Sugar Labs
- Formation: May 15, 2008; 18 years ago
- Type: NGO and Non profit organization
- Purpose: Educational
- Headquarters: Boston, Massachusetts, USA
- Region served: Worldwide
- Members: Contributors approved via community consensus
- President: Walter Bender
- Staff: 0
- Volunteers: 100+
- Website: www.sugarlabs.org

= Sugar Labs =

Community-run software project

Sugar Labs is a community-run software project whose mission is to produce, distribute, and support the use of Sugar, an open source desktop environment and learning platform. Sugar Labs was initially established as a member project of the Software Freedom Conservancy, an umbrella organization for free software projects, but in 2021, it became an independent 501(c)(3) organization.
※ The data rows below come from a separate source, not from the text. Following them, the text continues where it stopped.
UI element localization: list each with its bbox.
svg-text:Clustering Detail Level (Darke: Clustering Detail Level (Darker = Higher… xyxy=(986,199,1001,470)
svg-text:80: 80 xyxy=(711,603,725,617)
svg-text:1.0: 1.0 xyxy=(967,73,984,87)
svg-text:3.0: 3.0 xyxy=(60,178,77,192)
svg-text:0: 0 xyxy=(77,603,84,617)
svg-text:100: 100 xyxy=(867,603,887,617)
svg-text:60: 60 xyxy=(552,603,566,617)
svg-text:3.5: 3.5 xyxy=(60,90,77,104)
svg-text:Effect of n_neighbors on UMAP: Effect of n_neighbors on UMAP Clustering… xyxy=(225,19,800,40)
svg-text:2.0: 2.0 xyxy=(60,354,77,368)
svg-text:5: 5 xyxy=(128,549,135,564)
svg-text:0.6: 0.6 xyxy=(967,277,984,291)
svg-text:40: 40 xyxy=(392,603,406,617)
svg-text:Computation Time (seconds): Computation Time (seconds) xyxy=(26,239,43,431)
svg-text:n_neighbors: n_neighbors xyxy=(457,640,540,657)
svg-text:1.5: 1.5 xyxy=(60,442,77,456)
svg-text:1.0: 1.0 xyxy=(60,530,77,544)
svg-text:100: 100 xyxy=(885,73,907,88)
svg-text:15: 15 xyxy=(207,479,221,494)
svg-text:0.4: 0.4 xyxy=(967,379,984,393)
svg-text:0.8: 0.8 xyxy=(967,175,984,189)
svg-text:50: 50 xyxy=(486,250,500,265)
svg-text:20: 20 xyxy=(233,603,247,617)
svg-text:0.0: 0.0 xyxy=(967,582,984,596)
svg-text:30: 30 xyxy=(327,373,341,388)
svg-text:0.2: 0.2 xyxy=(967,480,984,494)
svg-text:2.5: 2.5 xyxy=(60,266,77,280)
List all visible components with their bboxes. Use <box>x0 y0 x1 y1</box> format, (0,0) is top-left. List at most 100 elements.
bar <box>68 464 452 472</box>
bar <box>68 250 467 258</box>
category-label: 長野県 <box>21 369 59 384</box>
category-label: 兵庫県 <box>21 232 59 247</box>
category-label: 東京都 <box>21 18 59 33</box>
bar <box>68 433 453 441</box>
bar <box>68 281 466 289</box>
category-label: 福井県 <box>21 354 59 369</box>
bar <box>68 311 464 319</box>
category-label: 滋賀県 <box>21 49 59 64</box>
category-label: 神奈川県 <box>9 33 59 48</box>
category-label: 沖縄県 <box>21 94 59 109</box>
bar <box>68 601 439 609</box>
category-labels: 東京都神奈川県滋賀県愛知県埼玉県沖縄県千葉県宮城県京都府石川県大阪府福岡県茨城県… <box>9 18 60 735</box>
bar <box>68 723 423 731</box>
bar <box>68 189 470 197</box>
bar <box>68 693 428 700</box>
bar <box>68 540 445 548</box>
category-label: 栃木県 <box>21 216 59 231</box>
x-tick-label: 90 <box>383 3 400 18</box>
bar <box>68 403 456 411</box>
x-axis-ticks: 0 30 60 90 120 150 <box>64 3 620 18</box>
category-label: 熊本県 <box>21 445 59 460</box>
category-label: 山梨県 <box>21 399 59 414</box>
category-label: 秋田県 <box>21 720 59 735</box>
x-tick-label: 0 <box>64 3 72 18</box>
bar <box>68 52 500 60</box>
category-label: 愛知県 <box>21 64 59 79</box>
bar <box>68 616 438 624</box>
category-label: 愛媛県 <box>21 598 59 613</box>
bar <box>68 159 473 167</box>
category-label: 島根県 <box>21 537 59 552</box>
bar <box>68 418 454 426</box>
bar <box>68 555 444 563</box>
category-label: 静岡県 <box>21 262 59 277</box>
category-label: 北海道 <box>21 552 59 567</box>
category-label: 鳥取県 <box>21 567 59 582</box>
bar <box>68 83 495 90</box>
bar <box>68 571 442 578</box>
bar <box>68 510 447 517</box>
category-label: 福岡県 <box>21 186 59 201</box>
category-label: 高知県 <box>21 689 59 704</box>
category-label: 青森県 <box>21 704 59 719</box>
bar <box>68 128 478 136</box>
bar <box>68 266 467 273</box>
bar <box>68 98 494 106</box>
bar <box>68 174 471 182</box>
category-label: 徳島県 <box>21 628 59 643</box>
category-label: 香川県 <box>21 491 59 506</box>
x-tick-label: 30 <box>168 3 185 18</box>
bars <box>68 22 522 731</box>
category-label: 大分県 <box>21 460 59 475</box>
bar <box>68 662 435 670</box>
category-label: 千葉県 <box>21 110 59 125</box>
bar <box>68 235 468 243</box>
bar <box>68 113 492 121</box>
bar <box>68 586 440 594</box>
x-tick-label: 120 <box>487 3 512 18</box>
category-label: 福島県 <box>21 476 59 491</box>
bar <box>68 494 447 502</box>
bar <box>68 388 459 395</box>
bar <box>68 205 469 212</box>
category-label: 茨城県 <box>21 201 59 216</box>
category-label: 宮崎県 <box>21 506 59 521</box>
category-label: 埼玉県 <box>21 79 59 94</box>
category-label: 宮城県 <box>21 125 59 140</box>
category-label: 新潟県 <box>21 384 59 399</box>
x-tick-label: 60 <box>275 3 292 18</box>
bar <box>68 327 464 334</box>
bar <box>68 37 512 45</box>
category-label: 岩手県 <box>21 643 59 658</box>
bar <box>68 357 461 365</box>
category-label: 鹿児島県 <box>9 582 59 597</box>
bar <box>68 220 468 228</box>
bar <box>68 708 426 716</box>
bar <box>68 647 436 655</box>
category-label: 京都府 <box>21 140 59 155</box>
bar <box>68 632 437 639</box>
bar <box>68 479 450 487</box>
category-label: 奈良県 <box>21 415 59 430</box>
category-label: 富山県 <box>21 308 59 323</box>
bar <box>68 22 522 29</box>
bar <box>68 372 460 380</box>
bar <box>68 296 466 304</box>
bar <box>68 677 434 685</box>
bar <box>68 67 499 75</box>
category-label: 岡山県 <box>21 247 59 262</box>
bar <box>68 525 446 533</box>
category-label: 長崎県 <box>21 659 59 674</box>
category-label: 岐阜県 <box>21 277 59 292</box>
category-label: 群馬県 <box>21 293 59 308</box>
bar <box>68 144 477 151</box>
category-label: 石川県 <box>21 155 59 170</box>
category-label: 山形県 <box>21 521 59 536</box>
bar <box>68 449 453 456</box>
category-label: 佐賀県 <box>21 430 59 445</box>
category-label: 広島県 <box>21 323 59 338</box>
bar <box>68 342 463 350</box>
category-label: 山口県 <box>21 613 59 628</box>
About every six months, the Sugar Labs community releases a new version of the Sugar software. The most recent stable release is available as a Fedora Linux spin. Through on-going support from Nexcopy's RecycleUSB program, Sugar Labs provides Sugar on a Stick to elementary schools.

The Sugar Labs community participates in events for teachers, students, and software developers interested in the Sugar software, such as the Montevideo Youth Summit and Turtle Art Day.

Sugar Labs has participated in Google Code-in, which served as an outlet for young programmers. Sugar Labs is a long-time participant in Google Summer of Code.